I’ve gone back to my hive and seen that my queen has been released but what do I need to look for? Out of the thousands of bees that are in your hive, there is only one queen. Going on a hunt for her and trying to spot her is one of the hardest things a beekeeper can try to do. But if you don’t see her, how do you know if your hive is queen right? Eggs!

The queen is the largest bee in the colony coming in at less than an inch in size. She has an elongated abdomen and a smoother thorax. The queen is the most important member of the colony and is key to its survival. Yes a colony can survive without a queen for a while, but if it lacks the reproductive cycle, the hive will dwindle and die.

A young healthy queen will lay 1,000 to 2,000 eggs per day. Without a productive queen, the colony will not build up in population. If you go into your hive and the population just isn’t what it should be or if you do not find eggs, there is a problem with your queen.

If the queen dies, beekeepers have two options: let the colony requeen themselves or purchase a queen and introduce her to the colony. There are some tremendous risks letting your colony requeen themselves. They will raise out more than one queen and the queens that are born will fight off the other (only one queen per colony) in which both could die. The virgin queen must go on a mating flight that should span a couple of days. If weather restricts the mating flight, she will not be fertile enough. Birds and other predators that enjoy feeding on insects are always a danger. It is best acquiring a queen from a reputable dealer and introducing her to the colony.

After introducing a new queen and we know that the queen has been released, the first thing we check for when working the hive is to find eggs.
Eggs can be tough to see, especially through a veil. They are small, white grains, about the size of rice. A frame is set up so that the brood is centrally located with nectar or pollen stored around the edges. A good frame will show a complete brood cycle (eggs, larva and capped brood).

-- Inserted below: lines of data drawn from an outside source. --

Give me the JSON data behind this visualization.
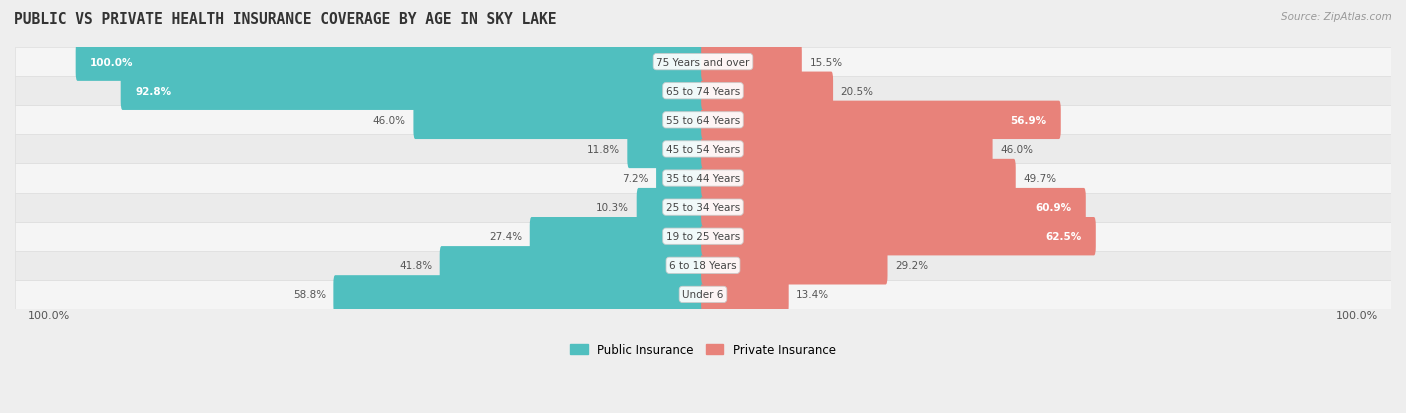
{
  "title": "PUBLIC VS PRIVATE HEALTH INSURANCE COVERAGE BY AGE IN SKY LAKE",
  "source": "Source: ZipAtlas.com",
  "categories": [
    "Under 6",
    "6 to 18 Years",
    "19 to 25 Years",
    "25 to 34 Years",
    "35 to 44 Years",
    "45 to 54 Years",
    "55 to 64 Years",
    "65 to 74 Years",
    "75 Years and over"
  ],
  "public_values": [
    58.8,
    41.8,
    27.4,
    10.3,
    7.2,
    11.8,
    46.0,
    92.8,
    100.0
  ],
  "private_values": [
    13.4,
    29.2,
    62.5,
    60.9,
    49.7,
    46.0,
    56.9,
    20.5,
    15.5
  ],
  "public_color": "#50bfbf",
  "private_color": "#e8827a",
  "bg_color": "#eeeeee",
  "row_bg_odd": "#f5f5f5",
  "row_bg_even": "#ebebeb",
  "title_color": "#333333",
  "label_color": "#555555",
  "legend_public": "Public Insurance",
  "legend_private": "Private Insurance",
  "max_value": 100.0,
  "bottom_labels": [
    "100.0%",
    "100.0%"
  ]
}
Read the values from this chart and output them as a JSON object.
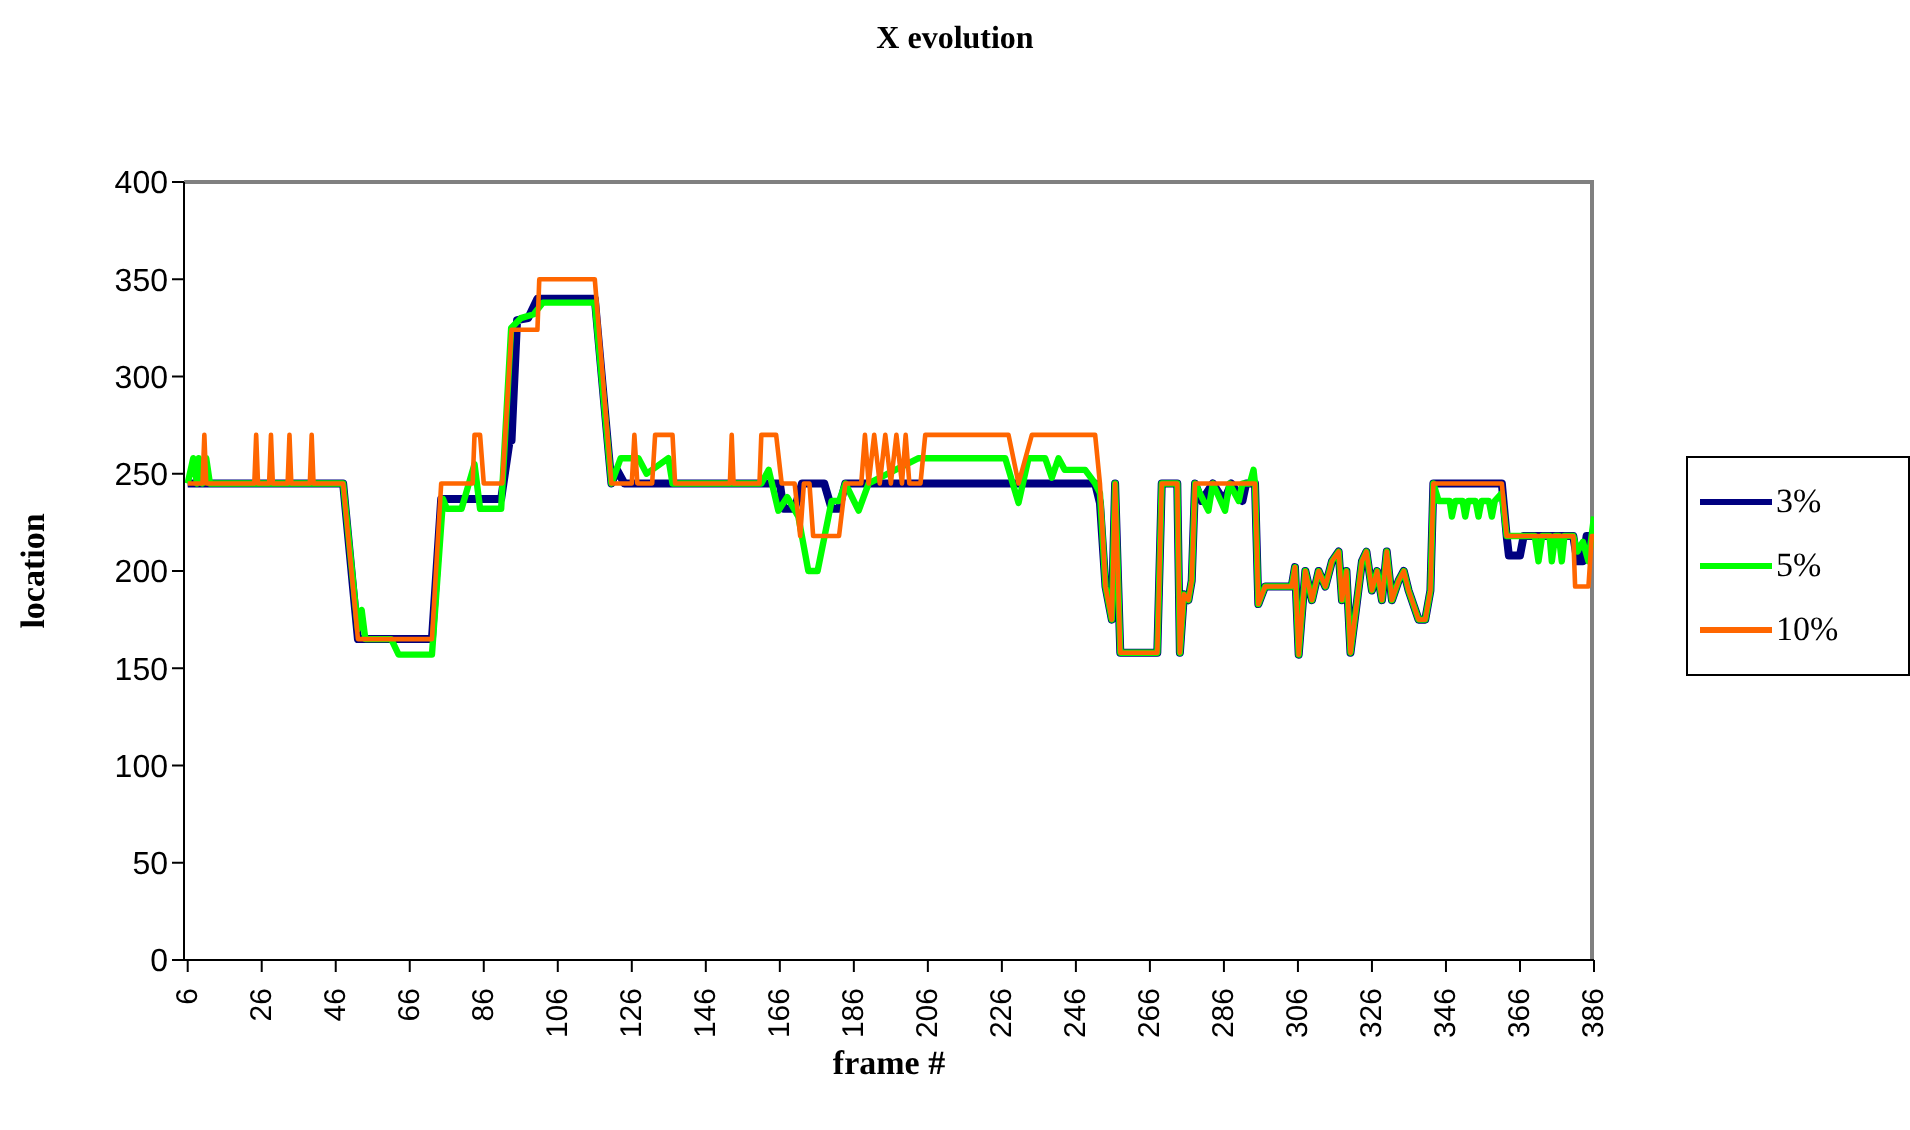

Never rush when you work your hives. The queen is a delicate insect that could be anywhere throughout the hive, so when working the frames, keep in mind that she might be there as you set it on the ground or mash frames together. Beekeepers must be vigil when working the hive but more often than not, the queen will become old and less fertile, needing to be replaced.

Some additional information to consider when looking for your queen:

  • Do not be discouraged to find a queen cell on the frame. A colony will always build these for emergency situations.

  • Newer queens must get accustomed to laying, therefore, you might temporarily find two eggs to a cell.

  • Feeding the colony will help stimulate the brood process. Use a feeding stimulant like Honey B Healthy to build up and strengthen colony.
It is important knowing that your hive is queen right. Try finding eggs and larva rather than searching for the queen to know that she is alive and properly doing her job. She is delicate and important, so be careful when working your hives.